Mr. Hollister to Mr. Seward.

No. 15.]

Sir: I have the honor to state that the government of Hayti has notified me that several ports of this country will be bombarded at any time after the 31st of October last, at the discretion of the President. I have [Page 368]sent to the secretary of state a written remonstrance against such a proceeding without giving twenty-four hours’ notice of the time fixed upon for the bombardment. This remonstrance seemed necessary, as I had no ships of war to protect American rights in any of the ports subject to the order of the government, as above stated. If I had the opportunity to visit the towns thus exposed, I think I could save many lives and much property; as it is, I am powerless.

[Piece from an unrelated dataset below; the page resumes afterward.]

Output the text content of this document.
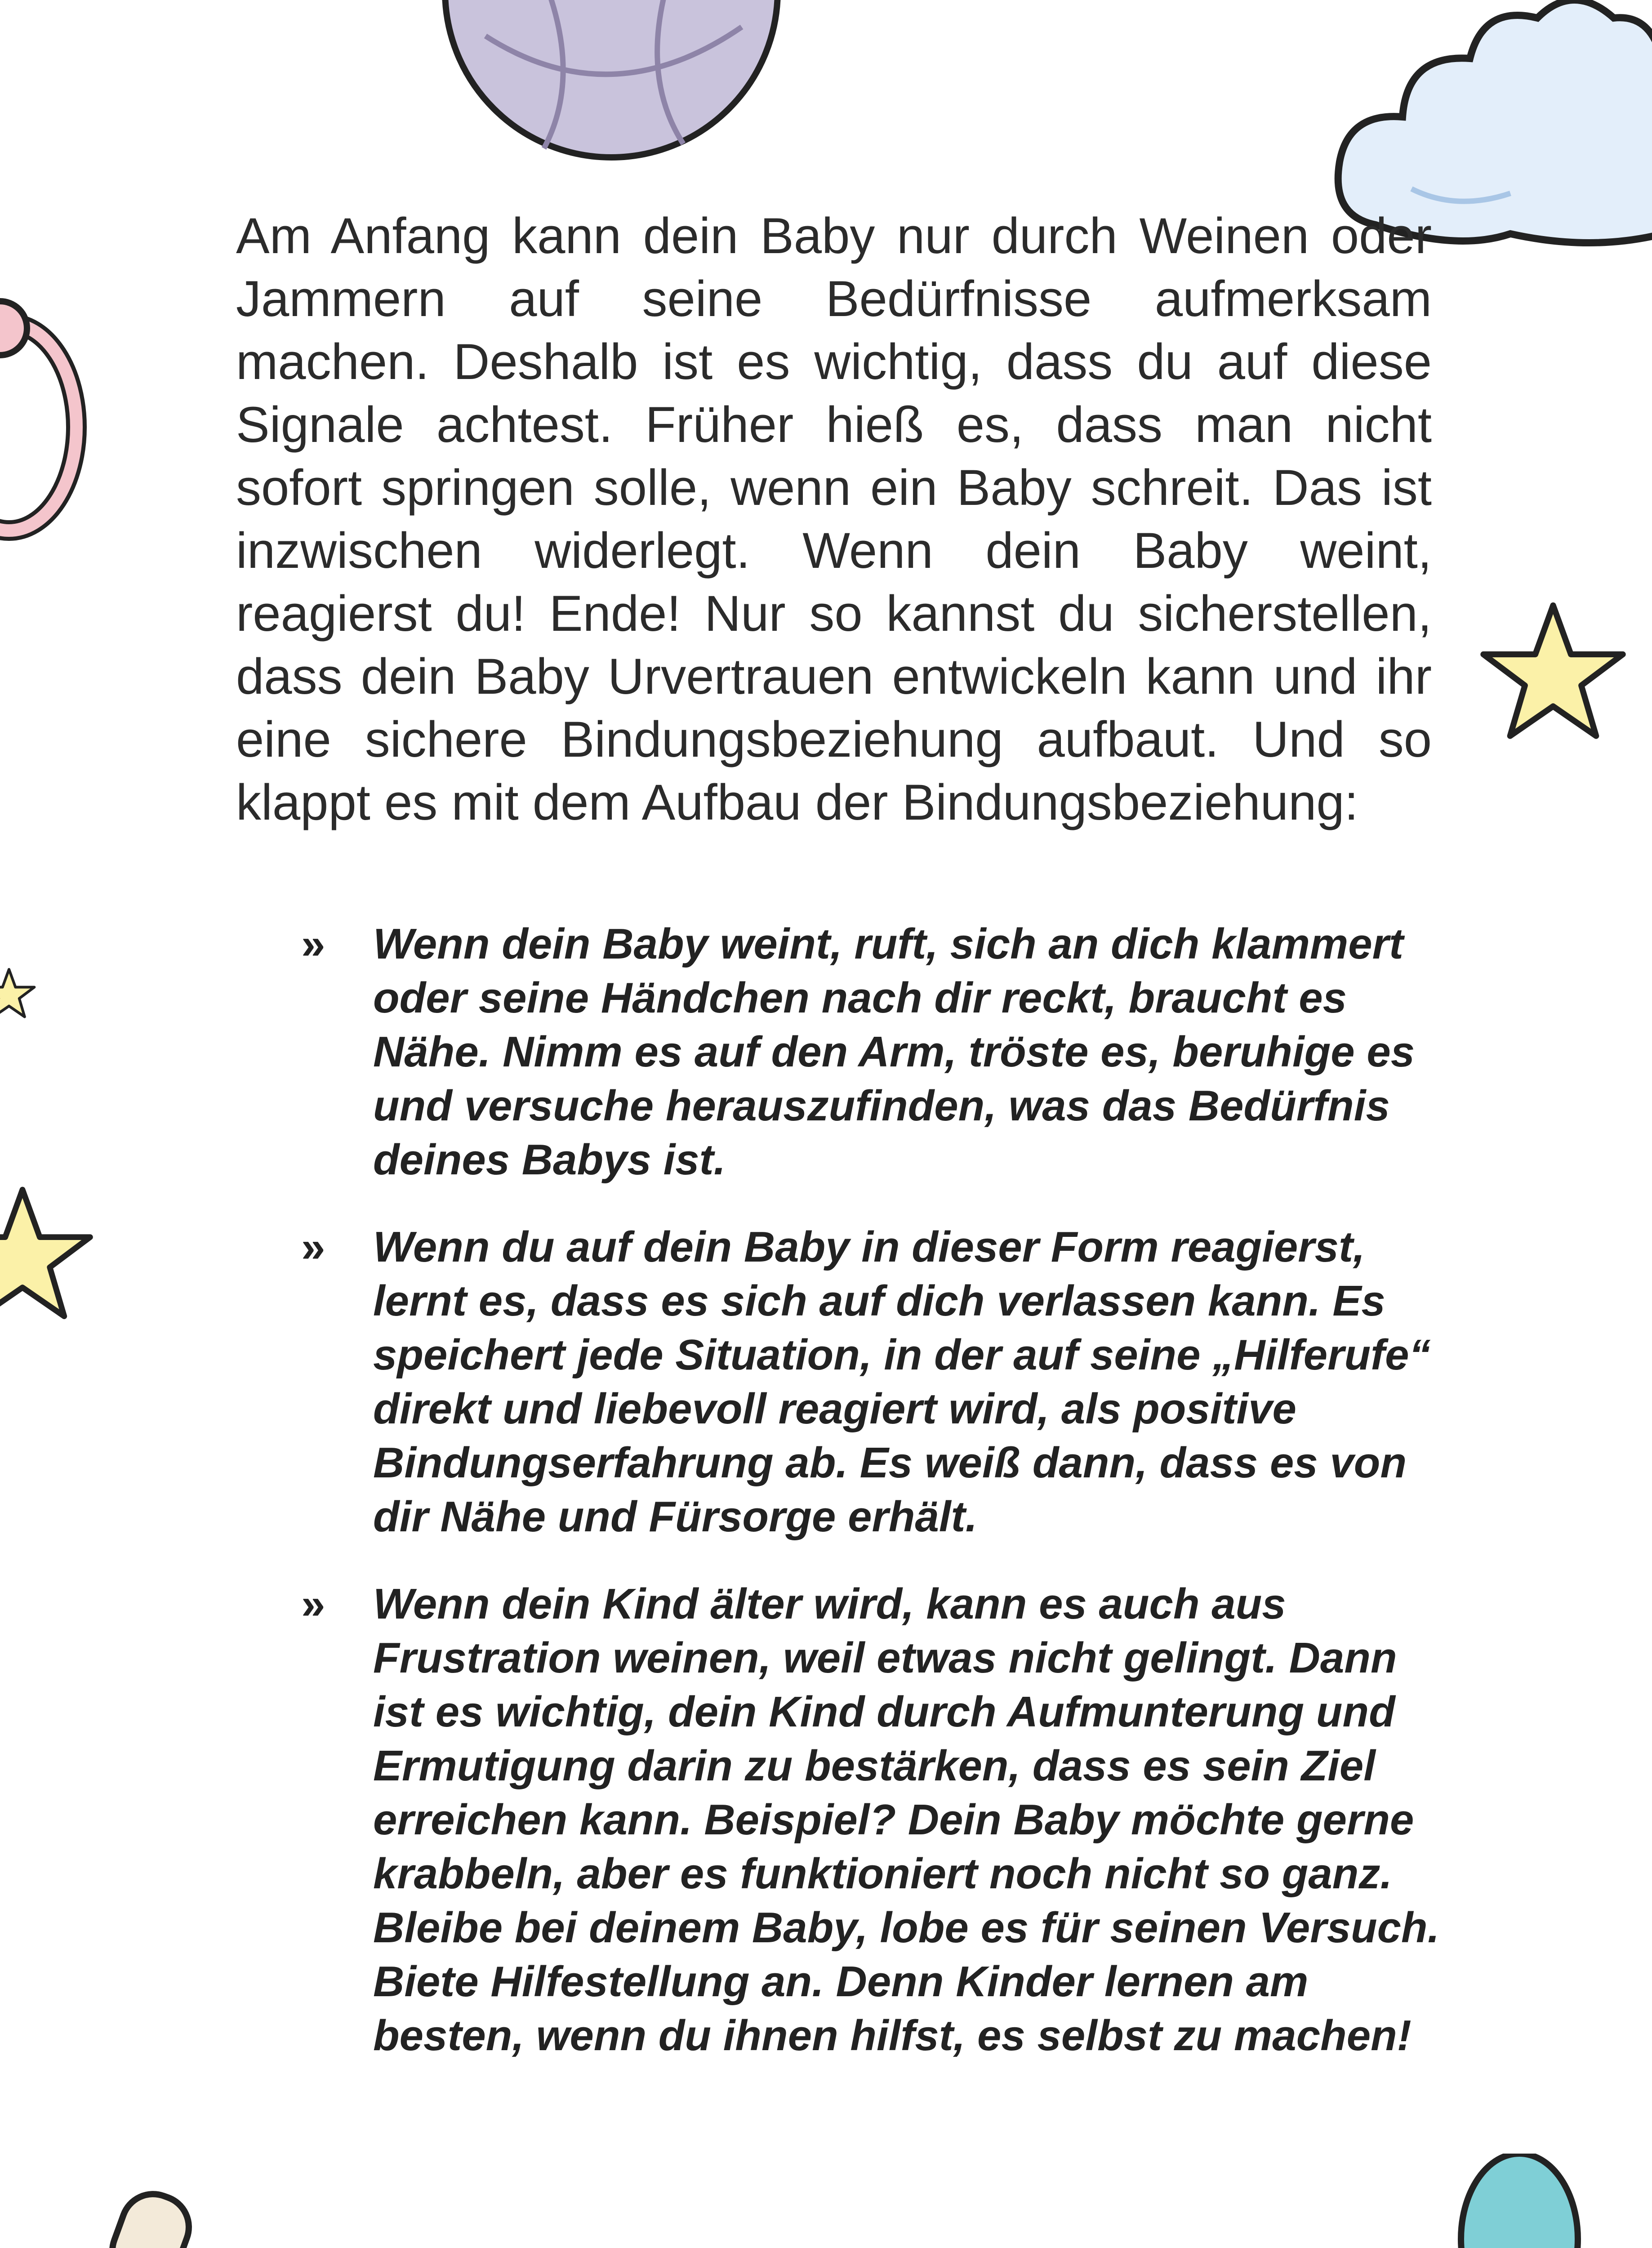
Am Anfang kann dein Baby nur durch Weinen oder Jammern auf seine Bedürfnisse aufmerksam machen. Deshalb ist es wichtig, dass du auf diese Signale achtest. Früher hieß es, dass man nicht sofort springen solle, wenn ein Baby schreit. Das ist inzwischen widerlegt. Wenn dein Baby weint, reagierst du! Ende! Nur so kannst du sicherstellen, dass dein Baby Urvertrauen entwickeln kann und ihr eine sichere Bindungsbeziehung aufbaut. Und so klappt es mit dem Aufbau der Bindungsbeziehung:

» Wenn dein Baby weint, ruft, sich an dich klammert oder seine Händchen nach dir reckt, braucht es Nähe. Nimm es auf den Arm, tröste es, beruhige es und versuche herauszufinden, was das Bedürfnis deines Babys ist.
» Wenn du auf dein Baby in dieser Form reagierst, lernt es, dass es sich auf dich verlassen kann. Es speichert jede Situation, in der auf seine „Hilferufe“ direkt und liebevoll reagiert wird, als positive Bindungserfahrung ab. Es weiß dann, dass es von dir Nähe und Fürsorge erhält.
» Wenn dein Kind älter wird, kann es auch aus Frustration weinen, weil etwas nicht gelingt. Dann ist es wichtig, dein Kind durch Aufmunterung und Ermutigung darin zu bestärken, dass es sein Ziel erreichen kann. Beispiel? Dein Baby möchte gerne krabbeln, aber es funktioniert noch nicht so ganz. Bleibe bei deinem Baby, lobe es für seinen Versuch. Biete Hilfestellung an. Denn Kinder lernen am besten, wenn du ihnen hilfst, es selbst zu machen!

The British government has ordered a ship of war to remain here, at the disposal of Mr. St. John, until the insurrection is brought to a close. The same order has been made by the governments of France and Spain. As it is, I am obliged to remain here and await the result. I earnestly beg you, if it is possible, to send me the Gettysburg or Penobscot, or some other means of conveyance, so that I may visit Jacmel, Petit Goave, Jeremie, Aux Cayes, St. Marc Gonaives, and Cape Haytien, and, if possible, prevent the loss of life and the destruction of property which is very likely to follow. I do not wish to cavil at the policy of the Haytien government, or to complain of the construction put upon the law recognized by civilized nations in such a case: I leave that to your judgment. At the same time, I could do no less than remonstrate. I think that Salnave is certain to succeed, and is the only man here who is fit to rule the country.

I have the honor to be, very respectfully, your obedient servant,

G. H. HOLLISTER.

Hon. William H. Seward, Secretary of State, Washington, D. C.